IMPACT for Implementation Teams Framework

The IMPACT for Implementation Teams Framework is an implementation design tool used to guide an implementation team's capacity building to facilitate the implementation and monitoring of evidence-based improvement initiatives and interventions. When organizational leaders and their implementation teams collaboratively build a culture around the IMPACT Framework components, students and adults learn. Framework components include:


IDENTIFY

Organizational leaders identify the type, scale, and scope of change needed to obtain intended outcomes. They identify an evidence-based innovation and the associated change behaviors, practices, and policies. Leaders identify Implementation FOR IMPACT team members and assessment measures to support implementation and scaling.


MEANINGFUL LEADERSHIP

Implementation FOR IMPACT Team members plan and develop organizational leadership expertise and systems designed to facilitate change during all phases of implementation, ensuring all stakeholders routinely engage in ongoing learning and improvement processes.

PROFESSIONAL LEARNING STRUCTURES

Implementation FOR IMPACT Team members design and plan professional learning structures that ensure implementers engage in iterative processes focused on building capacity and scaling the innovation implementation.

ASSESS

Implementation FOR IMPACT Team members design monitoring plans that measure innovation implementation. They develop structures and processes that allow teams to use an improvement cycle to guide real-time planning and decision making.

​CULTURE OF COLLABORATION

Implementation FOR IMPACT Team members set the conditions that foster and support the development of collective efficacy throughout the organization.

TEAMS

Implementation FOR IMPACT Team members build, lead, and facilitate vertical and horizontal implementation teams that monitor and support the innovation and implementation efforts.

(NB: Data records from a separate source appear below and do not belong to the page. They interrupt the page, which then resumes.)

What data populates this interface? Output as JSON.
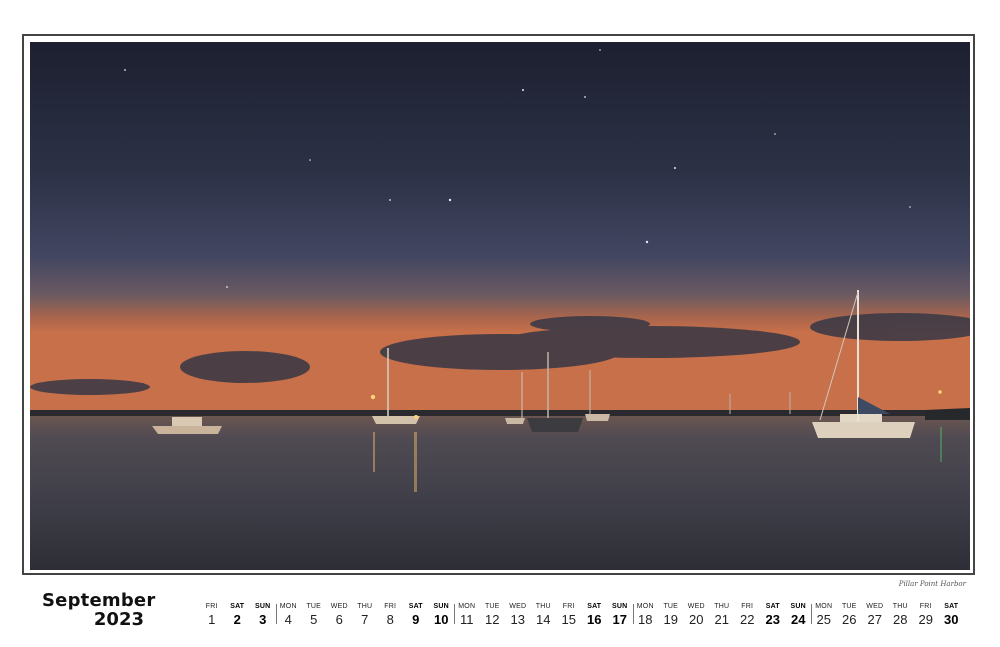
{
  "calendar": {
    "month": "September",
    "year": "2023",
    "caption": "Pillar Point Harbor",
    "days": [
      {
        "dow": "FRI",
        "num": "1",
        "weekend": false
      },
      {
        "dow": "SAT",
        "num": "2",
        "weekend": true
      },
      {
        "dow": "SUN",
        "num": "3",
        "weekend": true
      },
      {
        "dow": "MON",
        "num": "4",
        "weekend": false
      },
      {
        "dow": "TUE",
        "num": "5",
        "weekend": false
      },
      {
        "dow": "WED",
        "num": "6",
        "weekend": false
      },
      {
        "dow": "THU",
        "num": "7",
        "weekend": false
      },
      {
        "dow": "FRI",
        "num": "8",
        "weekend": false
      },
      {
        "dow": "SAT",
        "num": "9",
        "weekend": true
      },
      {
        "dow": "SUN",
        "num": "10",
        "weekend": true
      },
      {
        "dow": "MON",
        "num": "11",
        "weekend": false
      },
      {
        "dow": "TUE",
        "num": "12",
        "weekend": false
      },
      {
        "dow": "WED",
        "num": "13",
        "weekend": false
      },
      {
        "dow": "THU",
        "num": "14",
        "weekend": false
      },
      {
        "dow": "FRI",
        "num": "15",
        "weekend": false
      },
      {
        "dow": "SAT",
        "num": "16",
        "weekend": true
      },
      {
        "dow": "SUN",
        "num": "17",
        "weekend": true
      },
      {
        "dow": "MON",
        "num": "18",
        "weekend": false
      },
      {
        "dow": "TUE",
        "num": "19",
        "weekend": false
      },
      {
        "dow": "WED",
        "num": "20",
        "weekend": false
      },
      {
        "dow": "THU",
        "num": "21",
        "weekend": false
      },
      {
        "dow": "FRI",
        "num": "22",
        "weekend": false
      },
      {
        "dow": "SAT",
        "num": "23",
        "weekend": true
      },
      {
        "dow": "SUN",
        "num": "24",
        "weekend": true
      },
      {
        "dow": "MON",
        "num": "25",
        "weekend": false
      },
      {
        "dow": "TUE",
        "num": "26",
        "weekend": false
      },
      {
        "dow": "WED",
        "num": "27",
        "weekend": false
      },
      {
        "dow": "THU",
        "num": "28",
        "weekend": false
      },
      {
        "dow": "FRI",
        "num": "29",
        "weekend": false
      },
      {
        "dow": "SAT",
        "num": "30",
        "weekend": true
      }
    ]
  },
  "photo": {
    "subject": "harbor-at-dusk-with-moored-sailboats",
    "colors": {
      "sky_top": "#1e2232",
      "sky_mid": "#3a3f56",
      "sky_glow": "#c7704a",
      "water": "#4a4a52",
      "clouds": "#3b3c48"
    }
  }
}
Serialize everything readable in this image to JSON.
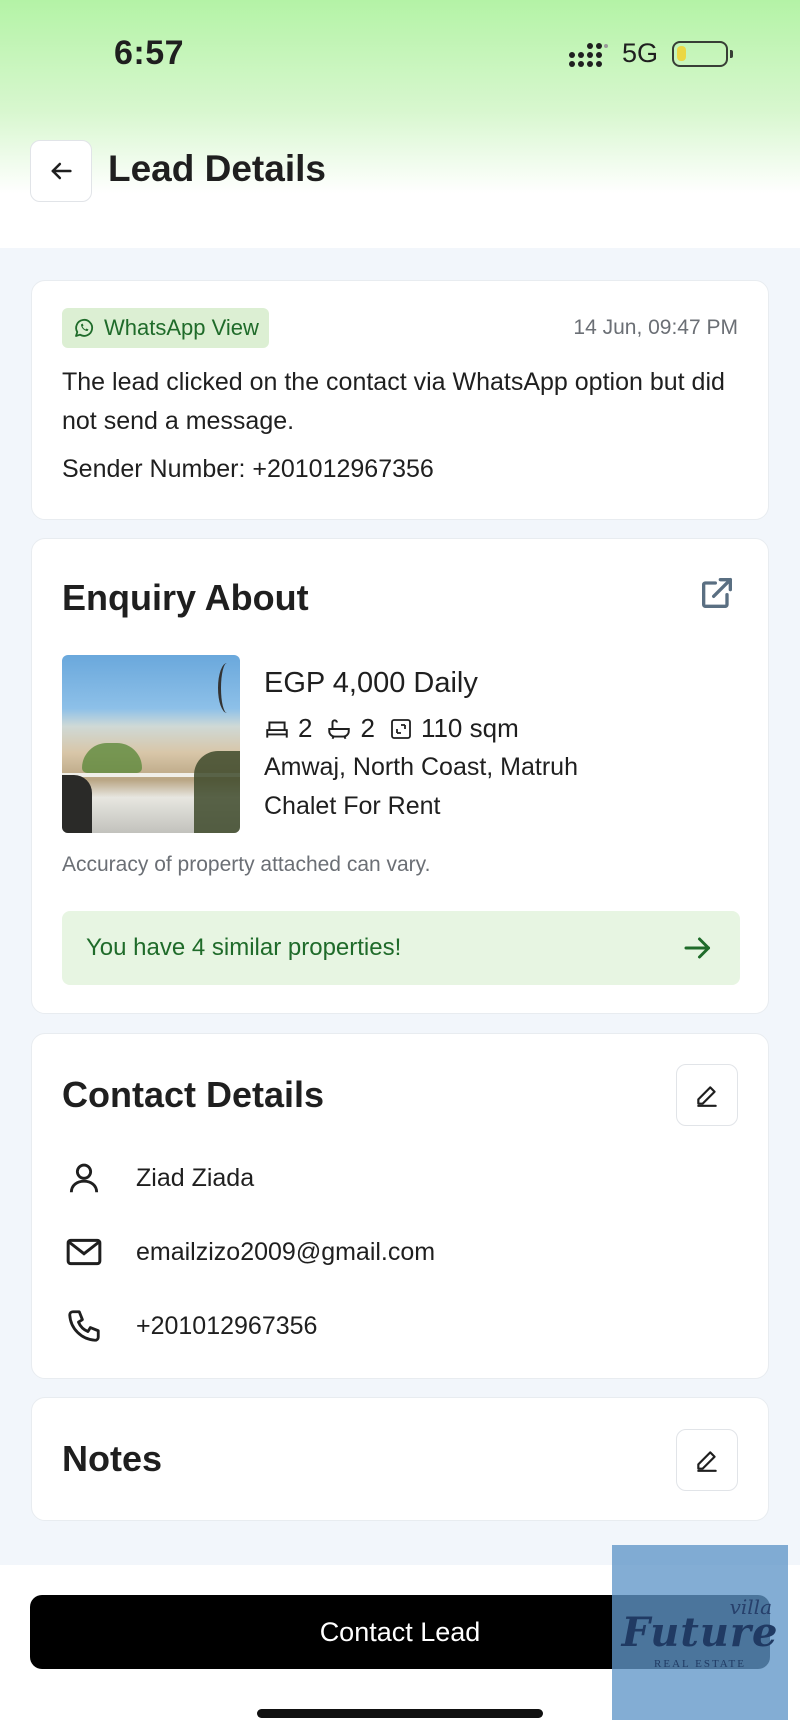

Questions to Get You Started with Implementation Teams?


  • Who might you include on your implementation team?

  • How might you repurpose existing teams to focus on implementation efforts?

  • What change challenges might your implementation team need to address?

  • How might you build a shared understanding of the problem and the next steps?

  • How might evidence play a role in informing implementation efforts?



References

Reeves, D. (2019). Finding your leadership focus . New York, NY: Teachers College Press.

Reeves, D. (2008). Reframing teacher leadership to improve your school. Alexandria, VA: Association for Supervision and Curriculum Development.